The other day, I was having dinner with a friend, and our conversation turned to examples in Scripture of romances and God’s involvement in them. My friend pointed out: “There are only two specific cases where God seems to intervene as matchmaker: Adam and Eve, and Isaac and Rebekah.”
I was reminded of that conversation this week when I read Candice Watters’ response to a reader who asked if women should be more like Ruth — who put herself out there — or more like Rebekah — who went about her business until God delivered her a husband. (Martha already wrote an insightful post on this particular question.)
All of this has gotten me thinking again about God’s role in our romances and marriages. I’ve asked before whether God cares about our specific choice of spouse or whether He leaves that totally in our hands. Personally, I believe God is a romantic. Why else would He compare His relationship to us, His church, as a bridegroom and bride? I think we miss out on something (even in the depth of our understanding of God’s love for us) when we say romance doesn’t matter, that marriage is primarily a pragmatic arrangement.

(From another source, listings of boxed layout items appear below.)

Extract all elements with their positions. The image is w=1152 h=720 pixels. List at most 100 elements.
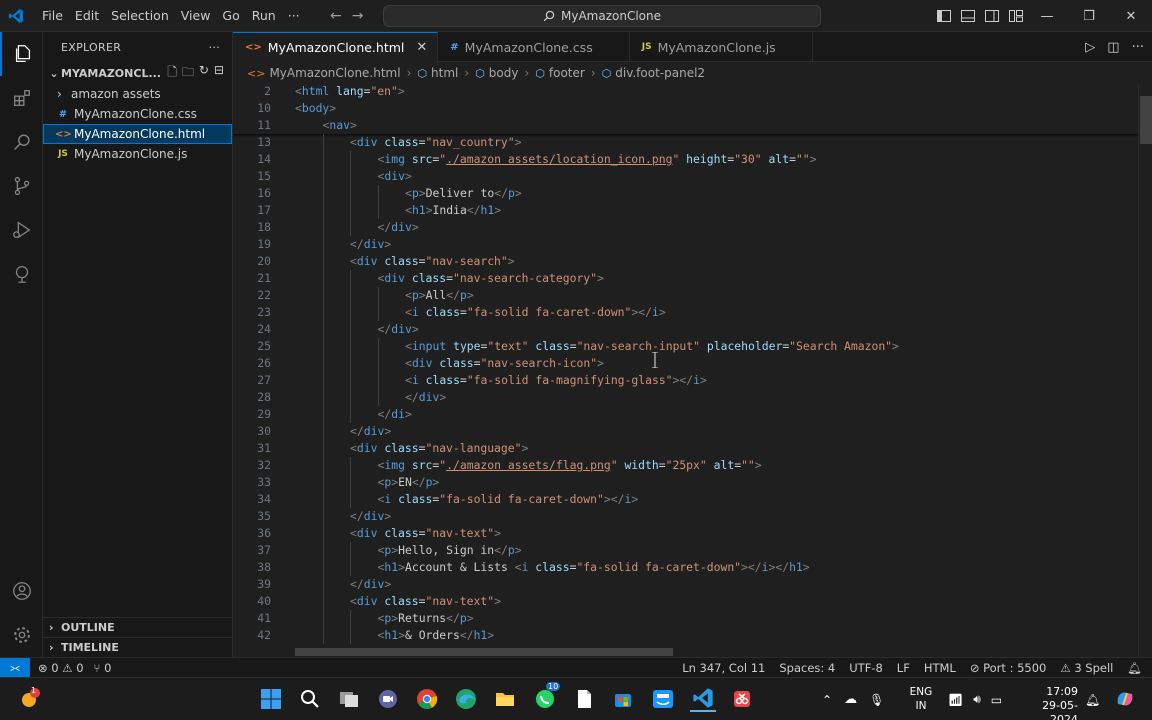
menu-go[interactable]: Go	[216, 0, 245, 32]
back-arrow-icon[interactable]: ←	[330, 8, 342, 24]
explorer-icon[interactable]	[0, 32, 43, 76]
code-line[interactable]: 16 <p>Deliver to</p>	[233, 185, 1138, 202]
code-line[interactable]: 30 </div>	[233, 423, 1138, 440]
tab-js[interactable]: JS MyAmazonClone.js	[630, 32, 813, 62]
code-line[interactable]: 35 </div>	[233, 508, 1138, 525]
vscode-taskbar-icon[interactable]	[690, 686, 716, 712]
tree-item-css[interactable]: # MyAmazonClone.css	[43, 104, 232, 124]
outline-section[interactable]: › OUTLINE	[43, 617, 233, 637]
teams-meet-icon[interactable]	[375, 686, 401, 712]
code-line[interactable]: 40 <div class="nav-text">	[233, 593, 1138, 610]
close-window-icon[interactable]: ✕	[1110, 0, 1152, 32]
menu-edit[interactable]: Edit	[69, 0, 105, 32]
whatsapp-icon[interactable]: 10	[532, 682, 561, 712]
code-editor[interactable]: 2 <html lang="en"> 10 <body> 11 <nav> 13 <div c…	[233, 84, 1152, 657]
close-icon[interactable]: ✕	[416, 40, 427, 55]
windows-start-icon[interactable]	[258, 686, 284, 712]
menu-run[interactable]: Run	[246, 0, 282, 32]
remote-explorer-icon[interactable]	[0, 252, 43, 296]
code-line[interactable]: 29 </di>	[233, 406, 1138, 423]
prime-video-icon[interactable]	[650, 686, 676, 712]
source-control-icon[interactable]	[0, 164, 43, 208]
quick-settings[interactable]: 📶︎ 🔊︎ ▭	[948, 678, 1002, 720]
code-line[interactable]: 24 </div>	[233, 321, 1138, 338]
code-line[interactable]: 32 <img src="./amazon assets/flag.png" wi…	[233, 457, 1138, 474]
new-folder-icon[interactable]: 🗀	[182, 63, 194, 84]
restore-icon[interactable]: ❐	[1068, 0, 1110, 32]
menu-selection[interactable]: Selection	[105, 0, 175, 32]
task-view-icon[interactable]	[336, 686, 362, 712]
code-line[interactable]: 38 <h1>Account & Lists <i class="fa-solid…	[233, 559, 1138, 576]
workspace-folder[interactable]: ⌄ MYAMAZONCL... 🗋 🗀 ↻ ⊟	[43, 62, 232, 84]
tree-item-html[interactable]: <> MyAmazonClone.html	[43, 124, 232, 144]
refresh-icon[interactable]: ↻	[199, 63, 209, 84]
language-mode[interactable]: HTML	[924, 661, 956, 675]
breadcrumb-item[interactable]: body	[489, 66, 519, 80]
onedrive-cloud-icon[interactable]: ☁︎	[844, 692, 857, 707]
problems-status[interactable]: ⊗ 0 ⚠ 0	[38, 661, 84, 675]
notepad-icon[interactable]	[571, 686, 597, 712]
accounts-icon[interactable]	[0, 569, 43, 613]
vertical-scrollbar-thumb[interactable]	[1140, 96, 1152, 144]
more-actions-icon[interactable]: ···	[1132, 40, 1144, 55]
breadcrumb-item[interactable]: MyAmazonClone.html	[269, 66, 400, 80]
microphone-icon[interactable]: 🎙︎	[869, 693, 884, 707]
code-line[interactable]: 15 <div>	[233, 168, 1138, 185]
taskbar-clock[interactable]: 17:09 29-05-2024	[1020, 685, 1078, 720]
code-line[interactable]: 25 <input type="text" class="nav-search-i…	[233, 338, 1138, 355]
input-language[interactable]: ENG IN	[906, 685, 936, 713]
vertical-scrollbar[interactable]	[1138, 84, 1152, 657]
manage-gear-icon[interactable]	[0, 613, 43, 657]
code-line[interactable]: 13 <div class="nav_country">	[233, 134, 1138, 151]
minimize-icon[interactable]: —	[1026, 0, 1068, 32]
code-line[interactable]: 27 <i class="fa-solid fa-magnifying-glass…	[233, 372, 1138, 389]
toggle-primary-sidebar-icon[interactable]	[936, 8, 952, 24]
menu-more[interactable]: ···	[282, 0, 306, 32]
breadcrumb-item[interactable]: html	[431, 66, 458, 80]
code-line[interactable]: 41 <p>Returns</p>	[233, 610, 1138, 627]
command-center-search[interactable]: MyAmazonClone	[383, 5, 821, 27]
edge-icon[interactable]	[453, 686, 479, 712]
breadcrumb-item[interactable]: footer	[549, 66, 585, 80]
live-server-port[interactable]: ⊘ Port : 5500	[970, 661, 1047, 675]
taskbar-search-icon[interactable]	[297, 686, 323, 712]
tree-item-js[interactable]: JS MyAmazonClone.js	[43, 144, 232, 164]
copilot-icon[interactable]	[1112, 686, 1138, 712]
code-line[interactable]: 28 </div>	[233, 389, 1138, 406]
weather-icon[interactable]: 1	[16, 686, 42, 712]
code-line[interactable]: 11 <nav>	[233, 117, 1138, 134]
breadcrumb-item[interactable]: div.foot-panel2	[615, 66, 705, 80]
run-debug-icon[interactable]	[0, 208, 43, 252]
indentation[interactable]: Spaces: 4	[779, 661, 835, 675]
tab-css[interactable]: # MyAmazonClone.css	[438, 32, 630, 62]
code-line[interactable]: 39 </div>	[233, 576, 1138, 593]
code-line[interactable]: 18 </div>	[233, 219, 1138, 236]
end-of-line[interactable]: LF	[897, 661, 910, 675]
horizontal-scrollbar-thumb[interactable]	[295, 648, 673, 656]
cursor-position[interactable]: Ln 347, Col 11	[682, 661, 765, 675]
file-explorer-icon[interactable]	[492, 686, 518, 712]
code-line[interactable]: 36 <div class="nav-text">	[233, 525, 1138, 542]
explorer-more-icon[interactable]: ···	[209, 41, 220, 54]
extensions-icon[interactable]	[0, 76, 43, 120]
toggle-secondary-sidebar-icon[interactable]	[984, 8, 1000, 24]
code-line[interactable]: 22 <p>All</p>	[233, 287, 1138, 304]
menu-file[interactable]: File	[36, 0, 69, 32]
code-line[interactable]: 33 <p>EN</p>	[233, 474, 1138, 491]
code-line[interactable]: 20 <div class="nav-search">	[233, 253, 1138, 270]
toggle-panel-icon[interactable]	[960, 8, 976, 24]
code-line[interactable]: 37 <p>Hello, Sign in</p>	[233, 542, 1138, 559]
chrome-icon[interactable]	[414, 686, 440, 712]
code-line[interactable]: 10 <body>	[233, 100, 1138, 117]
code-line[interactable]: 17 <h1>India</h1>	[233, 202, 1138, 219]
code-line[interactable]: 14 <img src="./amazon assets/location_ico…	[233, 151, 1138, 168]
menu-view[interactable]: View	[175, 0, 217, 32]
snipping-tool-icon[interactable]	[729, 686, 755, 712]
notification-bell-area[interactable]: 🔔︎	[1085, 678, 1100, 720]
tree-item-amazon-assets[interactable]: › amazon assets	[43, 84, 232, 104]
remote-indicator-icon[interactable]: ⪥	[0, 658, 30, 677]
encoding[interactable]: UTF-8	[849, 661, 883, 675]
tab-html[interactable]: <> MyAmazonClone.html ✕	[233, 32, 439, 62]
code-line[interactable]: 34 <i class="fa-solid fa-caret-down"></i>	[233, 491, 1138, 508]
show-hidden-icons-chevron-icon[interactable]: ⌃	[822, 693, 832, 707]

I also think our belief about God’s involvement and sovereignty in this area affects our views on other areas as well. For example, does God care about the specific children I will have? Are they specially selected to be part of our family? Or are they simply a side effect of scientific processes? I want to believe that God knows the children each family will have and has some involvement in uniquely putting together each family unit for His glory. I see evidence of this in my family of origin.
So how much should we model our lives and romantic pursuits after the examples we see in Scripture? Clearly, perfect imitation is not possible given our cultural differences. If you are a single woman, you are most likely not going to visit your love interest at the threshing room floor. If you are a single man, your father will probably not send his servant to check out your potential bride.
While it may be unwise to create detailed relationship theology based on a single biblical account, I think examining the lives of godly individuals and seeing how God participated in their lives can encourage us … and free us. God works differently in every person’s story. He made Eve for Adam. He provided a kinsman redeemer for Ruth. He introduced Abigail to a king. He allowed Esther to win a beauty pageant. He prompted Rebekah to water her future husband’s camels. Clearly, God is creative in the ways in which He brings people together. And He honors those who honor Him. Bible stories may not be the be-all and end-all of godly dating and marriage practices, but they do provide some great takeaways we can apply to all areas of life.